• Stronger USD helps gain traction for the fifth consecutive session.
• Better-than-expected Swiss GDP fails to stall the bullish move.
• US data/Powell’s testimony eyed for fresh impetus.
The USD/CHF pair continued gaining some positive traction through the mid-European session and has now risen to its highest level since early Feb.
Currently trading around 0.9460-65 band, the pair, so far, has held in positive territory for the fifth consecutive session and was being supported by the prevalent strong bullish sentiment surrounding the US Dollar.
The Fed Chair Jerome Powell‘s upbeat comments on the US economy, during his first congressional testimony, continues to underpin the greenback demand and has been one of the key factors behind the pair’s steady climb of nearly 150-pips since last Friday.
Even the prevalent risk-off environment, further reinforced by sliding US Treasury bond yields and which tends to benefit the Swiss Franc’s safe-haven appeal, did little to stall the pair’s up-move.
Traders also seemed to have ignored today’s slightly better y-o-y Swiss GDPgrowth figures, with the USD price dynamics acting as an exclusive driver of the pair’s momentum ahead of Powell’s second appearance before the Congress.

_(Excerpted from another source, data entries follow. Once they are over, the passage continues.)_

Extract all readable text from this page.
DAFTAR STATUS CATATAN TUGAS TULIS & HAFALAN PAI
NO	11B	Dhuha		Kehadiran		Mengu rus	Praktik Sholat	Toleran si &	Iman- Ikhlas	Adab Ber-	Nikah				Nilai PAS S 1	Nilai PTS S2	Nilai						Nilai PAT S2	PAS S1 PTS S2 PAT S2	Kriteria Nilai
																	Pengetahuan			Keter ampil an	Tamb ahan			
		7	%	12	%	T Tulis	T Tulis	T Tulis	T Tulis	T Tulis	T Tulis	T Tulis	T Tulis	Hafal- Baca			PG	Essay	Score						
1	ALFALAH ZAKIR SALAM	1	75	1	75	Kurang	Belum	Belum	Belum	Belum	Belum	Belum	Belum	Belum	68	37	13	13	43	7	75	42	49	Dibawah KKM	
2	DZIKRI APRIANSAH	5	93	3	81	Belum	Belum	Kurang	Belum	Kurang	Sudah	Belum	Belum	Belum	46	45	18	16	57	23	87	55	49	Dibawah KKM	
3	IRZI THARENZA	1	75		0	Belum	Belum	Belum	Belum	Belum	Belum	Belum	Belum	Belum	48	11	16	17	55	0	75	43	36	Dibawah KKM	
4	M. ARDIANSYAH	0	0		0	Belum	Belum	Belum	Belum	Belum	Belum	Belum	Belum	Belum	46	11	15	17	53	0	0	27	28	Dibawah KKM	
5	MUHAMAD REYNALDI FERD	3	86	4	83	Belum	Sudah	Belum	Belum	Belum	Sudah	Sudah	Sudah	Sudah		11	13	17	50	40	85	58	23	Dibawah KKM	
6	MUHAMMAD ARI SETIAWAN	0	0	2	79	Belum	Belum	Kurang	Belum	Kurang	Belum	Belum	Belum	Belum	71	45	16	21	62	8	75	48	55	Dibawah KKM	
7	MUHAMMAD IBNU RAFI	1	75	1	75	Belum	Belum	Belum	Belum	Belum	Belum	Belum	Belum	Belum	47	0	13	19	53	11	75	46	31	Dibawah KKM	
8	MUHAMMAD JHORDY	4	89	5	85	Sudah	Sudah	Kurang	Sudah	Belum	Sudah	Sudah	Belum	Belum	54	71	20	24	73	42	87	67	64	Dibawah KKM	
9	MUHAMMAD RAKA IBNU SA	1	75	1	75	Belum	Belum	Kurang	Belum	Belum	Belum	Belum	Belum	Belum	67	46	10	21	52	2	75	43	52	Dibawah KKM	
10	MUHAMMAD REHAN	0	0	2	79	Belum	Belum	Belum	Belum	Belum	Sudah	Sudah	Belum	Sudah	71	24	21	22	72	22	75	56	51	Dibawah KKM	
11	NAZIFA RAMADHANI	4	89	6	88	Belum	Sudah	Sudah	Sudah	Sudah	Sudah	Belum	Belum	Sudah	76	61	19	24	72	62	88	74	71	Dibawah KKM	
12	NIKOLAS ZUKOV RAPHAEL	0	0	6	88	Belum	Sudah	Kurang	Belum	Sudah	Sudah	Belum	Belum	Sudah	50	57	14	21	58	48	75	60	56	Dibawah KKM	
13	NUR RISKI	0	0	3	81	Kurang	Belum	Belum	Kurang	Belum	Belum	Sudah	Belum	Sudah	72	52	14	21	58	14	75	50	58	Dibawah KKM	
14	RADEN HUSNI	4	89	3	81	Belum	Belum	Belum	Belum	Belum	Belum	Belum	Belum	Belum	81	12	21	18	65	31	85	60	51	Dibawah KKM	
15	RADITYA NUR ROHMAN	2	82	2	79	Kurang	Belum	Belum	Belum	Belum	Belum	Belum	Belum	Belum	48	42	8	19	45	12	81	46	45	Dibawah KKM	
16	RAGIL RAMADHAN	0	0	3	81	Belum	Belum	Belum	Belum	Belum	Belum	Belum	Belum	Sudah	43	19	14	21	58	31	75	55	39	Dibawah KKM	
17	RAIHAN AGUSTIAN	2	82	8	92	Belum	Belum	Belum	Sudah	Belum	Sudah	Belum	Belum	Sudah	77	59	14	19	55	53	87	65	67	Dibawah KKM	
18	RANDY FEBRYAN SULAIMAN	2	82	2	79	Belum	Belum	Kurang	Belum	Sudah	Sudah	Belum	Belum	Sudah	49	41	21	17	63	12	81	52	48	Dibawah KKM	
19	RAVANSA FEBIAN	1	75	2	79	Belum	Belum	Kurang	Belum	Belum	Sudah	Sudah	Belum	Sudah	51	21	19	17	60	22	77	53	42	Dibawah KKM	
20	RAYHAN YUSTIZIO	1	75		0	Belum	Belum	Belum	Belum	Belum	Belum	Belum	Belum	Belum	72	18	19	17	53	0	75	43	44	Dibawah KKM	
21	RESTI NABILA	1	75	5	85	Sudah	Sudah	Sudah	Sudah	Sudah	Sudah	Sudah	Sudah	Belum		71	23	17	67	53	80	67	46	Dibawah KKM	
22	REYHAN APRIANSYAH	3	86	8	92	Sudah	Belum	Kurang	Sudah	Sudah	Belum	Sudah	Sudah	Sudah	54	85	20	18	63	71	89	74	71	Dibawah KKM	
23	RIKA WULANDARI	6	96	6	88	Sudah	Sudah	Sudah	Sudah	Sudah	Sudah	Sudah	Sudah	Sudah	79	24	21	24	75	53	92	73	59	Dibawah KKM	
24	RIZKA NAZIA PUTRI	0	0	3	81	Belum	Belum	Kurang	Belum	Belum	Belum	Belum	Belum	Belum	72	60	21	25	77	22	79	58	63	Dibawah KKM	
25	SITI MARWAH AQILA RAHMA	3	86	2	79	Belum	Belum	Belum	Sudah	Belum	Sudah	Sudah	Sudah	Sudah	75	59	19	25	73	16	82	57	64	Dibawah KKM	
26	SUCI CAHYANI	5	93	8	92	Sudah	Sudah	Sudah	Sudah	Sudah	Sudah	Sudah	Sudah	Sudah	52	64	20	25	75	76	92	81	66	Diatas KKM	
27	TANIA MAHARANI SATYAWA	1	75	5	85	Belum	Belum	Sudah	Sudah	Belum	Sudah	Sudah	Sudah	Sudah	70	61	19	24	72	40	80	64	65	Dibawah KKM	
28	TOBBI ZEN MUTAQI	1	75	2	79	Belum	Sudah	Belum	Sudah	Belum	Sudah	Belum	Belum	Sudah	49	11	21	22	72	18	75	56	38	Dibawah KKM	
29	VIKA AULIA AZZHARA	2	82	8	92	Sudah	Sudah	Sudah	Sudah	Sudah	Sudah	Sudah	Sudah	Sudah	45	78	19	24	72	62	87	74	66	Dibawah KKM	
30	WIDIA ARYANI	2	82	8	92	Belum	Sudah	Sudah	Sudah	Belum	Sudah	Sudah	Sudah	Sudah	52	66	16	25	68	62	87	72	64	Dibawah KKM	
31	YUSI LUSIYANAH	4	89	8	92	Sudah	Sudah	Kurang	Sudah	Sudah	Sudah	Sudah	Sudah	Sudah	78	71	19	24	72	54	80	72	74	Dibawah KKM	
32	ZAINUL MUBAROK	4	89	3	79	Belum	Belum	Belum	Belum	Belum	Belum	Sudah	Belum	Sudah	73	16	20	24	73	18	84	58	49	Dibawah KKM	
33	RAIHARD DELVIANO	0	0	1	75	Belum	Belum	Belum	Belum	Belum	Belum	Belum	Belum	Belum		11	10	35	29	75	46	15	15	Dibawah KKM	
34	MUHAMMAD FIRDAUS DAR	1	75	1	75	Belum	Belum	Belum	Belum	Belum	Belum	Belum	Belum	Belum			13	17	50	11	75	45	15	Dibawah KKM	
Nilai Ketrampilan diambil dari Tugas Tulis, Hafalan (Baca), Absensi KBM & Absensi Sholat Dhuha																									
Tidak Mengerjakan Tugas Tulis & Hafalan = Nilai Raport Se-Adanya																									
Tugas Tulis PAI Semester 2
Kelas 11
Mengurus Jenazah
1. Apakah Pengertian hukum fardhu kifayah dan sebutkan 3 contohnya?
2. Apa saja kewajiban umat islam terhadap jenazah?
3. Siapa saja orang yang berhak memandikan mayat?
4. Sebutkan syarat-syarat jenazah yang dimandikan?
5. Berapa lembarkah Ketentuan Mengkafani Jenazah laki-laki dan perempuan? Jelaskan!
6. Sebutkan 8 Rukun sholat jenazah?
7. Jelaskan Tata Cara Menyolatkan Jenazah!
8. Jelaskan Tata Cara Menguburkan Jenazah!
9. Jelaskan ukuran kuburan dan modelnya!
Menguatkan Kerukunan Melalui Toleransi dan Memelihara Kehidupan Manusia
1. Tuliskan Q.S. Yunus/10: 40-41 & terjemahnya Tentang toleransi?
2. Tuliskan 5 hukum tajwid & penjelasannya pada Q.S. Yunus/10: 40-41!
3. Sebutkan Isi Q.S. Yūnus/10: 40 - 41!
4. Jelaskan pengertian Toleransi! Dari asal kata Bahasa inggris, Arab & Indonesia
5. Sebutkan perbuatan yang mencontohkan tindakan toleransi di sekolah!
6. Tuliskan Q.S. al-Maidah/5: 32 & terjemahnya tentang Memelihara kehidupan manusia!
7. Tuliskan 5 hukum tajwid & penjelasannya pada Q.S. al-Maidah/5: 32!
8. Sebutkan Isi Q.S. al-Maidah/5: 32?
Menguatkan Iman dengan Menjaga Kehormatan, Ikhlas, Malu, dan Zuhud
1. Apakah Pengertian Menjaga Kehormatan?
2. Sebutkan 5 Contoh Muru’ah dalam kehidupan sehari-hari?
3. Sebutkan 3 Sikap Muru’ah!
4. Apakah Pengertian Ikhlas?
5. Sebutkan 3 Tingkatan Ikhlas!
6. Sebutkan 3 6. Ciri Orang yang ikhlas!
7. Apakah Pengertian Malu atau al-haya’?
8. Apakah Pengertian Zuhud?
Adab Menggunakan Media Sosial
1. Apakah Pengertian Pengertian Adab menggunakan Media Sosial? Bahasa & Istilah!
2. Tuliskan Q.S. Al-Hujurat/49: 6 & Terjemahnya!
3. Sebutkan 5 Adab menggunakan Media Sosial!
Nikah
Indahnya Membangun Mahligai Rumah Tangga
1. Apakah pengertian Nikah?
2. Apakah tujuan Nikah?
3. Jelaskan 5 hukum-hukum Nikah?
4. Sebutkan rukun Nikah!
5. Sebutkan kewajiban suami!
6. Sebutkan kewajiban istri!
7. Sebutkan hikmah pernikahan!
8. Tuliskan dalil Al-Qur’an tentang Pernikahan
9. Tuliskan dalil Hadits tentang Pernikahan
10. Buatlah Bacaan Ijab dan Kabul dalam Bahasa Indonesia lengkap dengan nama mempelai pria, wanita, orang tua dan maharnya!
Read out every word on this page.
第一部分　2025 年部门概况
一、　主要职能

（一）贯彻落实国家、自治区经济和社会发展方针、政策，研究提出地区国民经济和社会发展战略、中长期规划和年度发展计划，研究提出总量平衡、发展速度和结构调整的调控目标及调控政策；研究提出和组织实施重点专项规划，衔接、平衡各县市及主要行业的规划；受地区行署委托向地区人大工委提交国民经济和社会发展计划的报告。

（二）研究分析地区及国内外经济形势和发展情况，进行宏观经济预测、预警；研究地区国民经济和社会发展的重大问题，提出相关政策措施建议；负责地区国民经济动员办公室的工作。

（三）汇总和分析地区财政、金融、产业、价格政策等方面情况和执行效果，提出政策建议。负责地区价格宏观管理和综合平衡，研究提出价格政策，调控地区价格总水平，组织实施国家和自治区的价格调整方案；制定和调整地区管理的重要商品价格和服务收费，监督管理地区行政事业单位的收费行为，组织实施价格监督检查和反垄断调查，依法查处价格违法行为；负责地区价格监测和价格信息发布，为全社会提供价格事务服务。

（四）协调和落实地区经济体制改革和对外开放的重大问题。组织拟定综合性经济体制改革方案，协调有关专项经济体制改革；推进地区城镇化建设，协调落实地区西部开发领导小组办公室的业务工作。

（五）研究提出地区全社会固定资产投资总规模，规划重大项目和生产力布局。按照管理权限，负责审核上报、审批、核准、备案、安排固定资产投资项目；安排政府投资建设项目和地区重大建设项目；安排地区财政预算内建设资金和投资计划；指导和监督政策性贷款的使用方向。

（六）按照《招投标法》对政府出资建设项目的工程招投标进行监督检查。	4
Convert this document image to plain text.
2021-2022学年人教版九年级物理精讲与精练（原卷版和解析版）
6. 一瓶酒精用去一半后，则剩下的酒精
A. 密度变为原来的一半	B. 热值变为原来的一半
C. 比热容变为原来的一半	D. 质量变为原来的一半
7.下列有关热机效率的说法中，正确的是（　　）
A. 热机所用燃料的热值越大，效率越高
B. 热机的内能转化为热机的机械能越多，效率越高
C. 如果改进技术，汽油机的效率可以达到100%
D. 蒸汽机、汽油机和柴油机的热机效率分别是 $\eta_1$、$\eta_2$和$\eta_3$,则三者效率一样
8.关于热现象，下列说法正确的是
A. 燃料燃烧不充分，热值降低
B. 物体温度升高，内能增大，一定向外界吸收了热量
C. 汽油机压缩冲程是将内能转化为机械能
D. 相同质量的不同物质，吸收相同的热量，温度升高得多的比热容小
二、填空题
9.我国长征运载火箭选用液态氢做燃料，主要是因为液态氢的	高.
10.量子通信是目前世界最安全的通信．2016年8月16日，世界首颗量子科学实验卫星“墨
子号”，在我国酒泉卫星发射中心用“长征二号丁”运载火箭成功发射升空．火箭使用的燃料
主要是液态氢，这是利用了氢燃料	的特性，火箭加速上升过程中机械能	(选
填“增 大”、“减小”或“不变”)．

Meanwhile, the US economic docket, featuring the release of ISM manufacturing PMI, along with personal income/spending figures, Core PCE Price Index and the usual initial jobless claims, might also help traders grab some short-term opportunities.
Technical levels to watch
Momentum beyond 0.9470 level (Feb. 8 high) is likely to assist the pair to head back towards reclaiming the key 0.9500 psychological mark. On the flip side, 0.9435-30 area now seems to protect the immediate downside, below which the pair could slide back to test sub-0.9400 level.